After five straight games against ranked competition, Arizona finally gets something different: a team that used to be ranked before falling on hard times.
Colorado (4-5, 1-5 Pac-12) has lost five of six since a surprising 3-0 start, one that included a season-opening upset win at TCU that propelled the Buffaloes into the AP Top 25 and turned all eyes on the program and first-year coach Deion Sanders. At one point the surprise of college football, the Buffs now must win two of three in order to qualify for a bowl game.
To better understand the “Coach Prime” version of Colorado, we reached out to Jack Barsch of SB Nation sister site Ralphie Report. Here are his festive answers to our gloomy questions:
AZ Desert Swarm: “Colorado was the unofficial offseason national champion with its hire of Deion Sanders and the massive roster turnover he and his staff did, and then the Buffaloes started 3-0 and got ranked. Since then it’s been a 1-5 run in Pac-12 play, with only a win over ASU. Which version of CU is the real one, and what changed?”

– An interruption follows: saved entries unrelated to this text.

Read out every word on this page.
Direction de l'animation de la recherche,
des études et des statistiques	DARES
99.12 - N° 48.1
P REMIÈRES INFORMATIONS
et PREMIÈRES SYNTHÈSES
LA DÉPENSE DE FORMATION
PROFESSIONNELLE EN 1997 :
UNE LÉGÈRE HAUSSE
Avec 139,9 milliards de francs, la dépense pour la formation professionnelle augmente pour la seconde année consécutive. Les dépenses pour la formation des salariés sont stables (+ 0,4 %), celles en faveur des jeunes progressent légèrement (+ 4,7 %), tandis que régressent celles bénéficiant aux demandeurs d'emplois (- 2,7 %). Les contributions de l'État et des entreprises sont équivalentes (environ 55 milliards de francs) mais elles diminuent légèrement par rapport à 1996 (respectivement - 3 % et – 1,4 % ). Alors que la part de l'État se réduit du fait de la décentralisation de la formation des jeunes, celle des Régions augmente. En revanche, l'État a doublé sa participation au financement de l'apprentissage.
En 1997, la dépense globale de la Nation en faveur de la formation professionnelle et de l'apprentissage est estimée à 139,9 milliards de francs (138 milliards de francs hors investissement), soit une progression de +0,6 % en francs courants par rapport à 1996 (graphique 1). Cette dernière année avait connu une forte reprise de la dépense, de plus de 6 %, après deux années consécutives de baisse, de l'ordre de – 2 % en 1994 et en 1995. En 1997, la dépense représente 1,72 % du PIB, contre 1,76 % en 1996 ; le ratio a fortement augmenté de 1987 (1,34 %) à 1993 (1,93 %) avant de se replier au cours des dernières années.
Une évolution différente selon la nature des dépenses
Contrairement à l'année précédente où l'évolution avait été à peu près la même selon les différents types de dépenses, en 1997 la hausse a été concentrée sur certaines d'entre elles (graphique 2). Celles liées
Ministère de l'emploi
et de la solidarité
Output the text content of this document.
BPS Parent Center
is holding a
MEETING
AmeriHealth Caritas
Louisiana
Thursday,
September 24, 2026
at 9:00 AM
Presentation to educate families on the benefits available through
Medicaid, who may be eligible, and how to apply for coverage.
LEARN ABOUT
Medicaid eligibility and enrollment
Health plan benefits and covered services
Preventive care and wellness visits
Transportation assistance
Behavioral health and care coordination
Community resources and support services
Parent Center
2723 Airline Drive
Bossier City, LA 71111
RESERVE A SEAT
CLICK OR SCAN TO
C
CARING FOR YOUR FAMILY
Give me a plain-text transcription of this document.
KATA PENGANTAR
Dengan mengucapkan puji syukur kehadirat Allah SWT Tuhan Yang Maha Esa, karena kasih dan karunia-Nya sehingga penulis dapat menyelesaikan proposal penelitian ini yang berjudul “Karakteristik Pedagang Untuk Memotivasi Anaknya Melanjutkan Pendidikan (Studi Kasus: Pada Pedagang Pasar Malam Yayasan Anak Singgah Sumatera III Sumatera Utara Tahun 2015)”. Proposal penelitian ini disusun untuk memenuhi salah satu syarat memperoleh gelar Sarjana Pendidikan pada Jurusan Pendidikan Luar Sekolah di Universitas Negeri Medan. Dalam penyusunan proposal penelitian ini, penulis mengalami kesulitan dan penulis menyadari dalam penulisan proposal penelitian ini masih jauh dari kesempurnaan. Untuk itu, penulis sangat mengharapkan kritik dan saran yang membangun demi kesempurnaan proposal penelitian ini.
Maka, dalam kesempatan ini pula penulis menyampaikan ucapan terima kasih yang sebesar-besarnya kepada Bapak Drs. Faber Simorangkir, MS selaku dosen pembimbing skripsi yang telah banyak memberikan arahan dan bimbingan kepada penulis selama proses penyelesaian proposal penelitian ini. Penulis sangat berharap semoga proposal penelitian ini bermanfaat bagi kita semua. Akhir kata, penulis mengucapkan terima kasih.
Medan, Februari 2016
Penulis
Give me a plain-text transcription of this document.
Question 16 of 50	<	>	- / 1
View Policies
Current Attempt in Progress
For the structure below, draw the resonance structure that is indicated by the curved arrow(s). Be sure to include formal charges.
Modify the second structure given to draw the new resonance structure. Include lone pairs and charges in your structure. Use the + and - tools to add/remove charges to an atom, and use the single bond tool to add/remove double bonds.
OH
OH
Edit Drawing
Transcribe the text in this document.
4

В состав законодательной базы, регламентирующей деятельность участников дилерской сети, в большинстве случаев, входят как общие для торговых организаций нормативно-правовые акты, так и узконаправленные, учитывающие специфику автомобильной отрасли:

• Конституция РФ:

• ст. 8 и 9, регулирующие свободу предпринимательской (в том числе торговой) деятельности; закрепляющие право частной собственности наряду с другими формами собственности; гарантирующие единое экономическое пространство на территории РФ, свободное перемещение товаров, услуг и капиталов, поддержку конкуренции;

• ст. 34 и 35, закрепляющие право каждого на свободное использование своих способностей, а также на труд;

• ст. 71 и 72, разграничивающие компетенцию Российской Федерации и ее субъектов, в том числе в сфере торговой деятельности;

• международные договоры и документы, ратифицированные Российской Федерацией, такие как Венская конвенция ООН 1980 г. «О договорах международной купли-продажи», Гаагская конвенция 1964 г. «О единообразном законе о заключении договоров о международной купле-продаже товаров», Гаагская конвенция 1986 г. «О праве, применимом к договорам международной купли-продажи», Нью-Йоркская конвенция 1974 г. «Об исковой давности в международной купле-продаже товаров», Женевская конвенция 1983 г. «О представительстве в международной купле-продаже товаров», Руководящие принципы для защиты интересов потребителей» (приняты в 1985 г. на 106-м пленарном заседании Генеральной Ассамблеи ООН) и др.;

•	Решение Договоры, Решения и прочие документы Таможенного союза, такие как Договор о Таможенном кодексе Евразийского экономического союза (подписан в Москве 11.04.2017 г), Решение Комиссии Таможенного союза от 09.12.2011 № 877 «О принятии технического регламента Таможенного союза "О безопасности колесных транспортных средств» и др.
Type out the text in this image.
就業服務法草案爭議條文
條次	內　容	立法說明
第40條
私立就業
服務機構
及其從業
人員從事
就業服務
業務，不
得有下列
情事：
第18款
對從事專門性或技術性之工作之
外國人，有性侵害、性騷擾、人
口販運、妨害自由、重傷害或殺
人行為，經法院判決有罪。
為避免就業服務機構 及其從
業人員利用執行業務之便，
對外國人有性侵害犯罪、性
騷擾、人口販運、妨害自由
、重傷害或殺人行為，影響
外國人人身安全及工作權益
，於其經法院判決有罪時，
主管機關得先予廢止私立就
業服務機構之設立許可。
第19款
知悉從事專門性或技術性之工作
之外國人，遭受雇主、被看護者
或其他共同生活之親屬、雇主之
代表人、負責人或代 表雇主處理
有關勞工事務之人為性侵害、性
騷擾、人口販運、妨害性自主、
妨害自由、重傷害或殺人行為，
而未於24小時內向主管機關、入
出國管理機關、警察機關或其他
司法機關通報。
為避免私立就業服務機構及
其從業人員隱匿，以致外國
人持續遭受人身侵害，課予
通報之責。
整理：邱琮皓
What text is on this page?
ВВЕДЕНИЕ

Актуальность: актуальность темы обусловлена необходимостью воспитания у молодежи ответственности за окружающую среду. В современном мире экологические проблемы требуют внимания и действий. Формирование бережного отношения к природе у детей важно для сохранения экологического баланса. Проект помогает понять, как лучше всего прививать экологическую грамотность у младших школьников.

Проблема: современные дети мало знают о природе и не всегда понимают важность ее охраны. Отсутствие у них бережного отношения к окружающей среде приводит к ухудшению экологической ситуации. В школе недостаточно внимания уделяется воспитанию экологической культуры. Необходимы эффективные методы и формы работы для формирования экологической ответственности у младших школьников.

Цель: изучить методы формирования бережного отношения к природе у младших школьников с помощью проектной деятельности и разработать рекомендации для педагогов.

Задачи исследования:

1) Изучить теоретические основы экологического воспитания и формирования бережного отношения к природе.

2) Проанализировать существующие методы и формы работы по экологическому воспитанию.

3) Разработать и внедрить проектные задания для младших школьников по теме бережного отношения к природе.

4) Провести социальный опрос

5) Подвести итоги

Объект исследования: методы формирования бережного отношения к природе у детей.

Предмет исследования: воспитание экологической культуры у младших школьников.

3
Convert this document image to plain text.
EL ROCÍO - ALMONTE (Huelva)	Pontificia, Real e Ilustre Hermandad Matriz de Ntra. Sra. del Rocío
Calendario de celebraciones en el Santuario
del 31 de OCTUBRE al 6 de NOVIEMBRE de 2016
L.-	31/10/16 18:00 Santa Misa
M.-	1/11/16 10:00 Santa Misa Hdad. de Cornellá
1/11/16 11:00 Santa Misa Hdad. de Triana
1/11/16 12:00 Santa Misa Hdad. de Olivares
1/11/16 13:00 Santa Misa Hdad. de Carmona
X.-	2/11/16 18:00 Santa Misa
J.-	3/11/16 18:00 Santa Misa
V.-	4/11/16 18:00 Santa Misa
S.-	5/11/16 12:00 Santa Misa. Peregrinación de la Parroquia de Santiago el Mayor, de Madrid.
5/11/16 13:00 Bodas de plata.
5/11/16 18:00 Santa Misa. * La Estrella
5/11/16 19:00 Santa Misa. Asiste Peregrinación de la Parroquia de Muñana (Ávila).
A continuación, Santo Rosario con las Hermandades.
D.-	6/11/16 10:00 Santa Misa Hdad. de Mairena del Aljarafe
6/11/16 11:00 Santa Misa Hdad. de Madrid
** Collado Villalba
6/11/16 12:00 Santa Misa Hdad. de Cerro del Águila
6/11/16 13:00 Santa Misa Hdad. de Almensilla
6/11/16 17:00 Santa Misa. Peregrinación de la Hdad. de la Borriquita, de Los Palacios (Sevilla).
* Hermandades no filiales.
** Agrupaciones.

Jack Barsch: “Well, the answer is of course that they’re both the same CU, but a lot has changed. The season started off incredibly fun for CU fans and CU has already surpassed the Vegas win projection for this year. However, tougher opponents and a broken offense has led to a frustrating string of winnable games that slip away. The one-dimensionality of the offense combined with an offensive line that would be better served laying down at times means that teams can key on Shedeur Sanders and Shedeur Sanders alone. While the defense has shown improvement in recent weeks, it’s not enough to keep the team in games as the offense sputters. They are trying whatever they can to get this offensive line working again.”
Shedeur Sanders is second only to Michael Penix Jr. nationally in passing yards with over 320 per game, and he’s thrown 24 TD passes against just three interceptions on 385 attempts. Did you expect him to be this prolific, and how much credit goes to his receivers?
“No, we did not expect him to be this prolific. I think CU fans thought he was underrated nationally, but we did not expect this level of pro-ready quarterbacking. The receivers have been good and Xavier Weaver is a fan-favorite, but Sanders has been an absolute warrior and delivered production in the face of some pretty ugly hits and constant harassment. He is a Houdini in the pocket at times and makes the right read so often that it shocks me.”
On the flip side, Colorado’s run game is second-worst in the country and it has allowed the second-most sacks in FBS. Is the offensive line really that bad, and how is that possible?
“Yes, it really is that bad, and if you can answer the second question, I’ll get you in contact with Coach Prime. The offensive line on its face has some good players and other transfer-heavy lines have no had this issue, so I have no idea why it is uniquely challenging for CU to run the ball. It may be Sean Lewis’s system, it may be a combo of the system and the other coaches, but yes, it really is that bad.
Who are the defensive players Arizona should be most concerned with?
“Well, I’m assuming Travis Hunter is a known quantity at this point, but he really is fun to watch. Past him, Shiloh Sanders is a safety that lays down some big hits and is solid in run support. Jordan Domineck at rush end is CU’s most consistent edge threat, so watch for #44. If Juwan Mitchell, formerly of Arizona State, can figure out his off-the-field issues, he is also a force at linebacker.”
The Coach Prime era at Colorado has brought the program a ton of attention, but do you think this is best for the long term? Will it carry as much weight with the Buffs moving to the Big 12 next season?
“I think this question has been asked a lot and I have no idea how to answer it other than, ‘absolutely.’ Sure, more people may hate CU now due to the massive attention the Buffs have received, but apathy is the true enemy to a college football program and that’s exactly where CU was. Deion Sanders coming to Boulder will have lasting impacts that, regardless of anything else, will make it easier to compete long-term. CU now has two NIL collectives, as opposed to zero before, it has relaxed its transfer policy, it has a lot more money in the bank and it has plenty of talent compared to last year’s team. Karl Dorrell’s 1-11 team is maybe the worst college football team I had the pleasure of seeing live, and no matter what, CU is pretty far from that era.
“I would argue that the move to the Big 12 allows for MORE of an impact on the zeitgeist. CU is getting closer to Coach Prime’s two homes in Texas and Florida, and without the hard ceiling of Oregon, Washington and USC (thanks, Big Ten nerds), there is room for a team like CU to grab some headlines in 2024. The league isn’t easy by any means, but it feels more up for grabs and we’ve all seen how ESPN and Fox want to carry water for Coach Prime. It should be fun!”
Prediction time. Can Arizona avenge that ugly 34-0 loss in Boulder from two years ago and stay hot, or will Colorado conjure up some of that early season mojo and knock off a ranked Wildcats squad? Give us a score pick.
“I think Arizona wins this 34-20, but it all depends if CU can somehow fix this offensive line. It really is the main thing holding this team back, but Arizona has shown that Noah Fifta will score points on ANYONE. I’m loving what Arizona is building in the desert and they seem to have more figured out right now.”